私は凶悪犯罪の被害者ですけど、やっぱり犯罪者って何も考えてないですよ。漫画やドラマや文学では美化されてますけど、そんなやむにやまれぬ事情がある人なんて滅多にいません。人間て辛いことがあると良い方向にもいけないけど、なかなか悪い方向にも行けないものなんですよ。悪い道に入る人間というのは
人を傷つけるのが楽しいと思える人間なんです。
Commented by karasmoker at 2012-04-24 00:13
コメントありがとうございます。
 ぼくが述べたかったのは、「人を傷つけるのが楽しいと思える」ような心性、何も考えずに犯罪に至れるその倫理観の欠如、そうしたいわば「人間的な欠陥」は、どうして生まれてしまったのだろうということです。ぼくたちには良心がある。一方で、凶悪な犯罪者の多くにはそれがない。のだとすれば、どうしてその犯罪者たちは、良心を得る機会に出会えずにきたのでしょう。良心を育む環境に身を置くことができなかったのでしょう。ぼくにはゆきりんさんのように、「人間はこのようなものである」と断定することができません。それはぼくがゆきりんさんと違い、凶悪犯罪の被害体験がないからこそ取れる、無責任で曖昧な立場に過ぎないのかもしれません。ですが、できうる限りにおいて今は、他者に対する想像力を失わずにおきたいとは思っています。他者に対する想像力を失ってしまえば、憎むべき犯罪者と同じ立場に堕してしまうように感じるからです。
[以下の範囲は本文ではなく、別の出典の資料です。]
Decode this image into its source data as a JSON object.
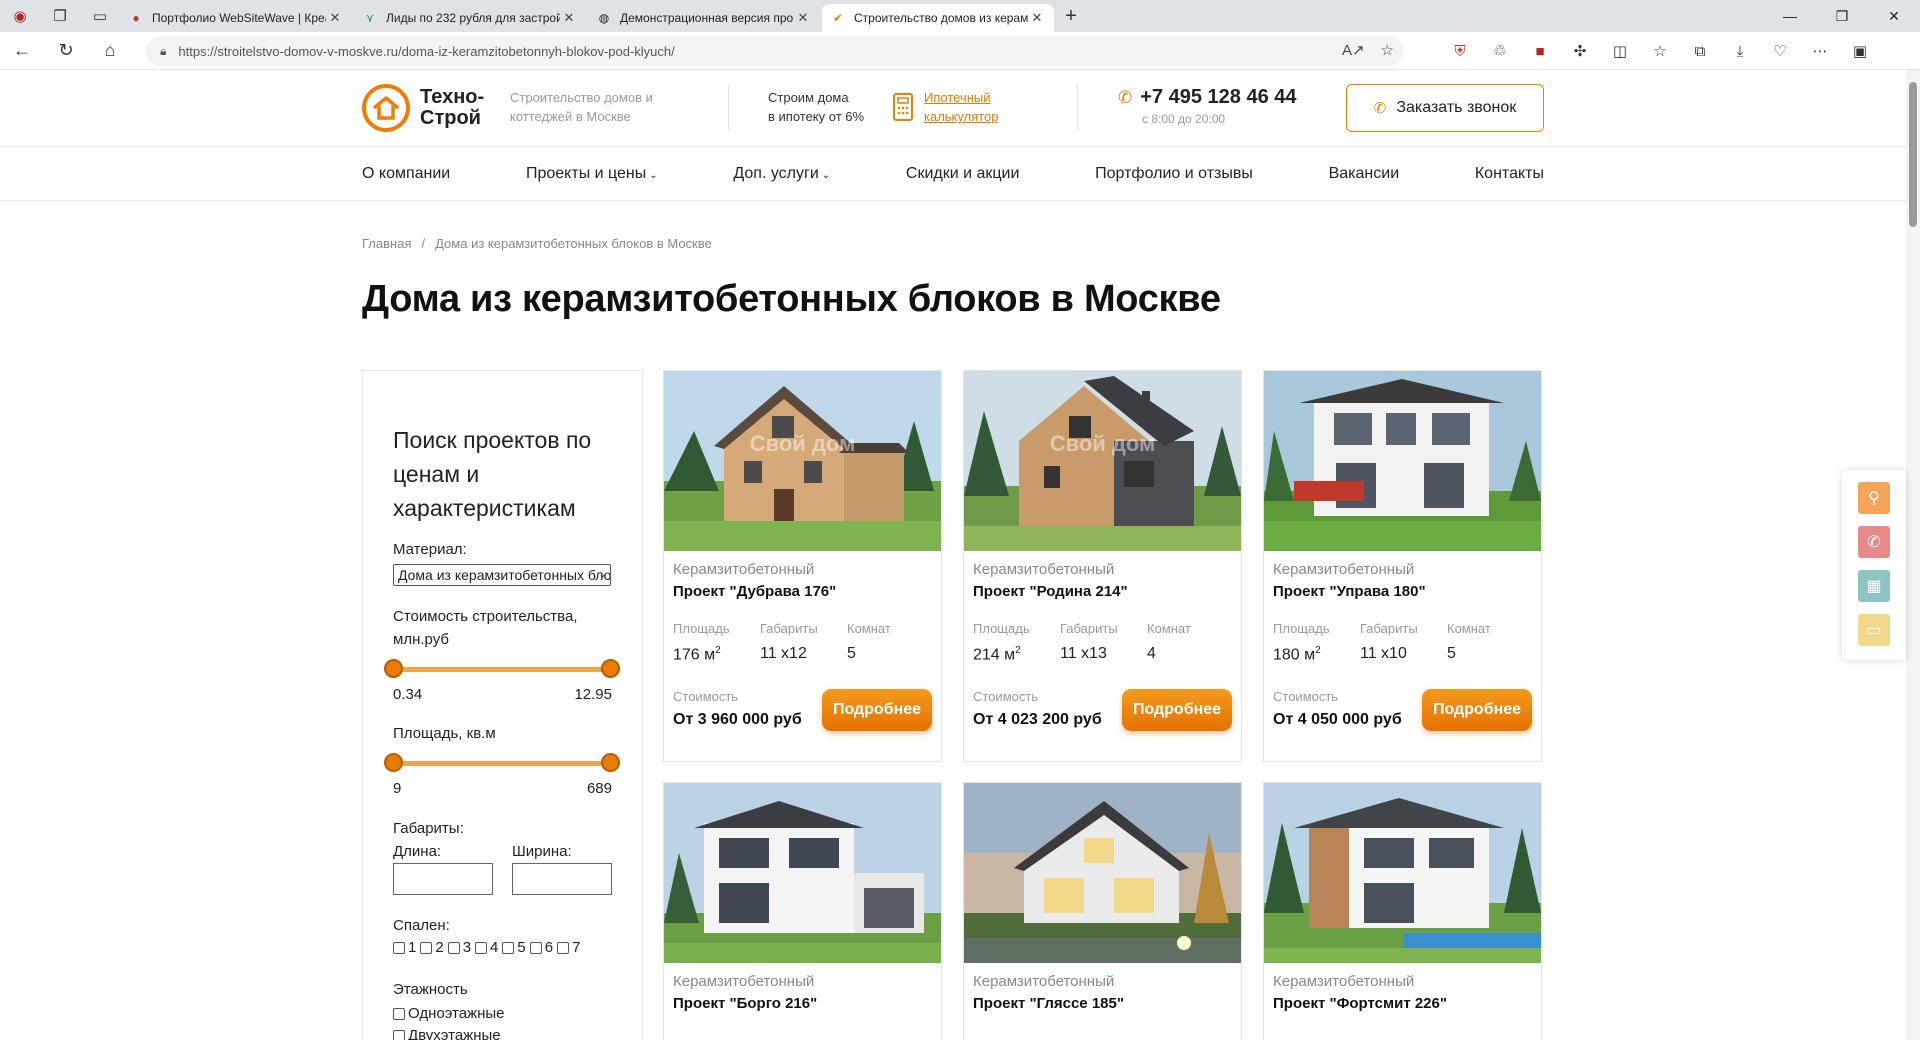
{
  "browser": {
    "tabs": [
      {
        "title": "Портфолио WebSiteWave | Креа",
        "active": false
      },
      {
        "title": "Лиды по 232 рубля для застрой",
        "active": false
      },
      {
        "title": "Демонстрационная версия про",
        "active": false
      },
      {
        "title": "Строительство домов из керам",
        "active": true
      }
    ],
    "new_tab": "+",
    "url_host": "https://stroitelstvo-domov-v-moskve.ru",
    "url_path": "/doma-iz-keramzitobetonnyh-blokov-pod-klyuch/"
  },
  "header": {
    "logo_line1": "Техно-",
    "logo_line2": "Строй",
    "tagline_1": "Строительство домов и",
    "tagline_2": "коттеджей в Москве",
    "mortgage_1": "Строим дома",
    "mortgage_2": "в ипотеку от 6%",
    "calc_1": "Ипотечный",
    "calc_2": "калькулятор",
    "phone": "+7 495 128 46 44",
    "hours": "с 8:00 до 20:00",
    "callback": "Заказать звонок"
  },
  "nav": [
    {
      "label": "О компании",
      "dropdown": false
    },
    {
      "label": "Проекты и цены",
      "dropdown": true
    },
    {
      "label": "Доп. услуги",
      "dropdown": true
    },
    {
      "label": "Скидки и акции",
      "dropdown": false
    },
    {
      "label": "Портфолио и отзывы",
      "dropdown": false
    },
    {
      "label": "Вакансии",
      "dropdown": false
    },
    {
      "label": "Контакты",
      "dropdown": false
    }
  ],
  "breadcrumb": {
    "home": "Главная",
    "sep": "/",
    "current": "Дома из керамзитобетонных блоков в Москве"
  },
  "page_title": "Дома из керамзитобетонных блоков в Москве",
  "filter": {
    "title": "Поиск проектов по ценам и характеристикам",
    "material_label": "Материал:",
    "material_value": "Дома из керамзитобетонных блоков",
    "cost_label_1": "Стоимость строительства,",
    "cost_label_2": "млн.руб",
    "cost_min": "0.34",
    "cost_max": "12.95",
    "area_label": "Площадь, кв.м",
    "area_min": "9",
    "area_max": "689",
    "dims_label": "Габариты:",
    "length_label": "Длина:",
    "width_label": "Ширина:",
    "bedrooms_label": "Спален:",
    "bedrooms": [
      "1",
      "2",
      "3",
      "4",
      "5",
      "6",
      "7"
    ],
    "floors_label": "Этажность",
    "floor_one": "Одноэтажные",
    "floor_two": "Двухэтажные"
  },
  "card_labels": {
    "area": "Площадь",
    "dims": "Габариты",
    "rooms": "Комнат",
    "price": "Стоимость",
    "more": "Подробнее",
    "area_unit": "м",
    "area_sup": "2"
  },
  "cards": [
    {
      "material": "Керамзитобетонный",
      "name": "Проект \"Дубрава 176\"",
      "area": "176",
      "dims": "11 x12",
      "rooms": "5",
      "price": "От 3 960 000 руб",
      "watermark": "Свой дом"
    },
    {
      "material": "Керамзитобетонный",
      "name": "Проект \"Родина 214\"",
      "area": "214",
      "dims": "11 x13",
      "rooms": "4",
      "price": "От 4 023 200 руб",
      "watermark": "Свой дом"
    },
    {
      "material": "Керамзитобетонный",
      "name": "Проект \"Управа 180\"",
      "area": "180",
      "dims": "11 x10",
      "rooms": "5",
      "price": "От 4 050 000 руб",
      "watermark": ""
    },
    {
      "material": "Керамзитобетонный",
      "name": "Проект \"Борго 216\""
    },
    {
      "material": "Керамзитобетонный",
      "name": "Проект \"Гляссе 185\""
    },
    {
      "material": "Керамзитобетонный",
      "name": "Проект \"Фортсмит 226\""
    }
  ],
  "colors": {
    "accent": "#f07d00",
    "button": "#e67200",
    "widget_search": "#f5a55a",
    "widget_phone": "#e98a8a",
    "widget_grid": "#8cc4c4",
    "widget_chat": "#f2d98a"
  },
  "icons": [
    "search-icon",
    "phone-icon",
    "grid-icon",
    "chat-icon"
  ]
}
ぼくに言えるのは、今のところこのようなことであります。
Commented by akaao at 2012-04-28 14:49 x
私は黒澤映画が好きで赤ひげ以外の作品も暇を作って見たりしています。インターネットという性質上、討論はなりたちませんがこの場を借りて言わせていただきたい。テクノロジーが発達した現代では、言葉が非常に軽く扱われていると日々感じています。ネット上でしか本来使われないスラングが、日常会話で頻繁に飛び出すほど言葉がいい加減に使われている気がしてなりません。
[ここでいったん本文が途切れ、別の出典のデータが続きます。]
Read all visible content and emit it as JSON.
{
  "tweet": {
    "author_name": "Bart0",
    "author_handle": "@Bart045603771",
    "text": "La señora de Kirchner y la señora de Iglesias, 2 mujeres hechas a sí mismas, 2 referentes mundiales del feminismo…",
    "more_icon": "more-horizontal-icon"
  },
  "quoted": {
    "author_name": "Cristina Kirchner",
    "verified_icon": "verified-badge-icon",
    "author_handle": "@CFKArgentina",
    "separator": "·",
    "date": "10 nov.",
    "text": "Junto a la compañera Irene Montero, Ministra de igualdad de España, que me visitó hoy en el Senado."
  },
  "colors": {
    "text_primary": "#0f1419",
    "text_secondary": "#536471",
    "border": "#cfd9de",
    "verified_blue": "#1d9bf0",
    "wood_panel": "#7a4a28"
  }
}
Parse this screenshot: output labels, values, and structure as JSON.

”死ね、感動、がんばれ”などの言葉はもはやカタチだけでほとんど意味をなさないと思っています。(言いすぎでしょうか。
黒澤映画の中のヒューマニズムには言葉に心がこもって聞こえるのです。だから見る人の心をゆさぶるのかもしれませんね。
Commented by karasmoker at 2012-04-28 20:37
コメントありがとうございます。
 言葉の扱いには注意したいものですね。